Are there any spread betting brokers that allow you to enter the trade at market price (bid=ask) and pay the spread cost upfront like a commission?
I prefer spread betting for tax purposes.

Thanks
 
Spreadbetting is just as the name suggests - it is a bet and will involve a spread. You need to look at non spreadbet CFDs.
 
The spread will never be zero in spreadbetting; it would contradict with what the contracts are.

I don't understand why it can't be a zero spread. I will simply pay that spread cost upfront like a commission when I enter the trade.
I want the zero spread because of my scalping strategy. The spread is getting in the way of me making a better profit.
 
It's because a spreadbet is a category of CFD characterised by a spread around the bid/offer.
Surely the reason spreadbets always have a spread is because the provider must pay a percentage tax on winnings to the government. So it can never be a commission based business model, unlike futures, CFDs, etc.
 
Surely the reason spreadbets always have a spread is because the provider must pay a percentage tax on winnings to the government. So it can never be a commission based business model, unlike futures, CFDs, etc.
No, they are just companies that pay corporate tax at the end of the year on any profits. Just like other companies.
 
No, they are just companies that pay corporate tax at the end of the year on any profits. Just like other companies.
UK companies are charged something called General Betting Duty. For financial spread bets it's 3%. See this document: https://www.gov.uk/guidance/general-betting-duty-pool-betting-duty-and-remote-gaming-duty

So, one can expect that the bid/ask spread charged on a spread bet would be at least 3% greater than the equivalent CFD to compensate the provider for the duty they have to pay to HMRC.
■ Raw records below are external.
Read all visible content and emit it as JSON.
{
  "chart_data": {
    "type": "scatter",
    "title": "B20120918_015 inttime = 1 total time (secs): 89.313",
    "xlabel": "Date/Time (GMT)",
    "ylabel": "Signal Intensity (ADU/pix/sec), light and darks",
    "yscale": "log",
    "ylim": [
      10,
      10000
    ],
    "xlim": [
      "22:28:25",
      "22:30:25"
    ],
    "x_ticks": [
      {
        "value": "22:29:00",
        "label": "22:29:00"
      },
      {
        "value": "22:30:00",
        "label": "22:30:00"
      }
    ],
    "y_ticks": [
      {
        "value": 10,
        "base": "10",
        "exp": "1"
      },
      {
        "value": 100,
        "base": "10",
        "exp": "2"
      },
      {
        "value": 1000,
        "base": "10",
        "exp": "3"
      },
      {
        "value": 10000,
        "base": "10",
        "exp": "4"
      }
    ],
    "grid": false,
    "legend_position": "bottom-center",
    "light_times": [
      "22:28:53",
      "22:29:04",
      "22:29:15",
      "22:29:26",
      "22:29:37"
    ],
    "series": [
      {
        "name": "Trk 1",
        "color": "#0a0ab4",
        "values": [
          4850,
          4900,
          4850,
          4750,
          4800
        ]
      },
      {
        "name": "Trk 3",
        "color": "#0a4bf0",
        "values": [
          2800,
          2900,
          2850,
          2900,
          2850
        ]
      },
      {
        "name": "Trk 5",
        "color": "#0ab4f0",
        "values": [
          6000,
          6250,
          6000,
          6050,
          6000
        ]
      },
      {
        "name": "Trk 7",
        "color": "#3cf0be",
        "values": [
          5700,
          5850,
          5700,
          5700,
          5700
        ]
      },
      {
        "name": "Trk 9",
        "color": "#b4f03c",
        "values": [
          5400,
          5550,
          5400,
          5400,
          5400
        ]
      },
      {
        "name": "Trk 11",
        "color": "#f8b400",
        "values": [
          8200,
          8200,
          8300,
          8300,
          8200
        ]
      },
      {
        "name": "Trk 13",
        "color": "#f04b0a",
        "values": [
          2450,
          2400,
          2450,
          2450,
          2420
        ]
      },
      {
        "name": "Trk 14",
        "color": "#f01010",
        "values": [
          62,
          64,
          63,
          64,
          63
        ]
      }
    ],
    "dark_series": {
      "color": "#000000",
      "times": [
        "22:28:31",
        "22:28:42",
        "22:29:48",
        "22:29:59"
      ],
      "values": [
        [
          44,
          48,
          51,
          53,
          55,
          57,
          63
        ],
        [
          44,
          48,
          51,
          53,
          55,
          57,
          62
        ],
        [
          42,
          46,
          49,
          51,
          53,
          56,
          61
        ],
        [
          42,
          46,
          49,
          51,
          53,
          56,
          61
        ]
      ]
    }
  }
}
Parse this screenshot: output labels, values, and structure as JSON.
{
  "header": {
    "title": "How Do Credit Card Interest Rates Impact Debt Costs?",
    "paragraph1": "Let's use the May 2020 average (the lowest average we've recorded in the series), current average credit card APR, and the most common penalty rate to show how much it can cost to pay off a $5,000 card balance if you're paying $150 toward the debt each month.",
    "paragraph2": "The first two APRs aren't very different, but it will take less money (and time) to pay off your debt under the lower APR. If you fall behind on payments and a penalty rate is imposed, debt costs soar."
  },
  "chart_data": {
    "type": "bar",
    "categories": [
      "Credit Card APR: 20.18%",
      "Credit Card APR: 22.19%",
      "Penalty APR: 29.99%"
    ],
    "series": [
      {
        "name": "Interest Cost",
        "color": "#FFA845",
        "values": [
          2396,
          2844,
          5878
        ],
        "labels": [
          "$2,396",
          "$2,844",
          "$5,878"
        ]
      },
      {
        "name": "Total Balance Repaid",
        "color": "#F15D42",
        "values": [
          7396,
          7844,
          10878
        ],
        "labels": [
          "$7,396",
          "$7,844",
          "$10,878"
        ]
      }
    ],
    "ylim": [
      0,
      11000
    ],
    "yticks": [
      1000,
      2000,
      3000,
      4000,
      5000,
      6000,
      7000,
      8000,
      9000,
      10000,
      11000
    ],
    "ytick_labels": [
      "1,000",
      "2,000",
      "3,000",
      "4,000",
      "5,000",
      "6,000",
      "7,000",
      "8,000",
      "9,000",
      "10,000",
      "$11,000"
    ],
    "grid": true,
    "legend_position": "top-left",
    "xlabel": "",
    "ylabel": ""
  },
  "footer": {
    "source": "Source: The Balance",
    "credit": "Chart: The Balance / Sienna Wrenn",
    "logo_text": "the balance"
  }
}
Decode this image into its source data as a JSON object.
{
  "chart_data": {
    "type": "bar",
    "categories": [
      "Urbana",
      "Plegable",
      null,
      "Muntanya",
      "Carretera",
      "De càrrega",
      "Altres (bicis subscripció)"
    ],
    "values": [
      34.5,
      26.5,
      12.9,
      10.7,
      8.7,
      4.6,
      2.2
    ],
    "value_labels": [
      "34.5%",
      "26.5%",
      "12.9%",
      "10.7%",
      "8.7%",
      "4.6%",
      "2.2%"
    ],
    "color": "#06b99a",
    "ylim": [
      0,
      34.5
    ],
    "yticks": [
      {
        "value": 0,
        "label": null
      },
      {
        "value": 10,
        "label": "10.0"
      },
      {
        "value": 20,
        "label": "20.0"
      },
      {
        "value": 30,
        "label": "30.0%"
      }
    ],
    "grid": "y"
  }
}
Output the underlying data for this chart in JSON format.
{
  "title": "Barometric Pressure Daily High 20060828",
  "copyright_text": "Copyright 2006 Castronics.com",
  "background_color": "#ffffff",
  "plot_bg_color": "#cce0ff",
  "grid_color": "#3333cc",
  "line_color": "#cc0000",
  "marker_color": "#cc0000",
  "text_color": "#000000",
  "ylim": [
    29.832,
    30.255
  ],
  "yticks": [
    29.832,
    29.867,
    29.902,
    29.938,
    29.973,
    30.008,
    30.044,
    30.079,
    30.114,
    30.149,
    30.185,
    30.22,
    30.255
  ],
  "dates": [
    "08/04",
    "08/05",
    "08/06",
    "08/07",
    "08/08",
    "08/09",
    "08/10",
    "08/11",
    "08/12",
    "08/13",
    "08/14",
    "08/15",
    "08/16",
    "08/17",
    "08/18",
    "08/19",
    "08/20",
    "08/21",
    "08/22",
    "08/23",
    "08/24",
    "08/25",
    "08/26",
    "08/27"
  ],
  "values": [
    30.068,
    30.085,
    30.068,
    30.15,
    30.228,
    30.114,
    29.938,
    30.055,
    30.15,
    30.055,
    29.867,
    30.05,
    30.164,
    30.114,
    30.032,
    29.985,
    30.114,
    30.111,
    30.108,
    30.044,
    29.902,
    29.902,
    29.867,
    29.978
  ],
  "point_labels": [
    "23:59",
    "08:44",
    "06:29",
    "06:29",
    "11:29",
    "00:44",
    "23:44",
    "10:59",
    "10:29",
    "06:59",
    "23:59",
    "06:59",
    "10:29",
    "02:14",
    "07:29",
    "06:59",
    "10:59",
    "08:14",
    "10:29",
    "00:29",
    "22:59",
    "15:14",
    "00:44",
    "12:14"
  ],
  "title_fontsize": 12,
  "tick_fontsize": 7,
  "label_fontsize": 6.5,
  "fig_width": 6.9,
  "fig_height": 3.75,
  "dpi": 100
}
In fact, they can probably get away with charging even more as the person making the bet would likely be prepared to pay more for having the tax advantage versus the CFD.
 
UK companies are charged something called General Betting Duty. For financial spread bets it's 3%. See this document: https://www.gov.uk/guidance/general-betting-duty-pool-betting-duty-and-remote-gaming-duty

So, one can expect that the bid/ask spread charged on a spread bet would be at least 3% greater than the equivalent CFD to compensate the provider for the duty they have to pay to HMRC.

In fact, they can probably get away with charging even more as the person making the bet would likely be prepared to pay more for having the tax advantage versus the CFD.
Spread betting spreads are pretty much determined by competition. Plenty of SB firms out there.

Your 3% theory doesn't hold any water since CFD prices the same as SB prices.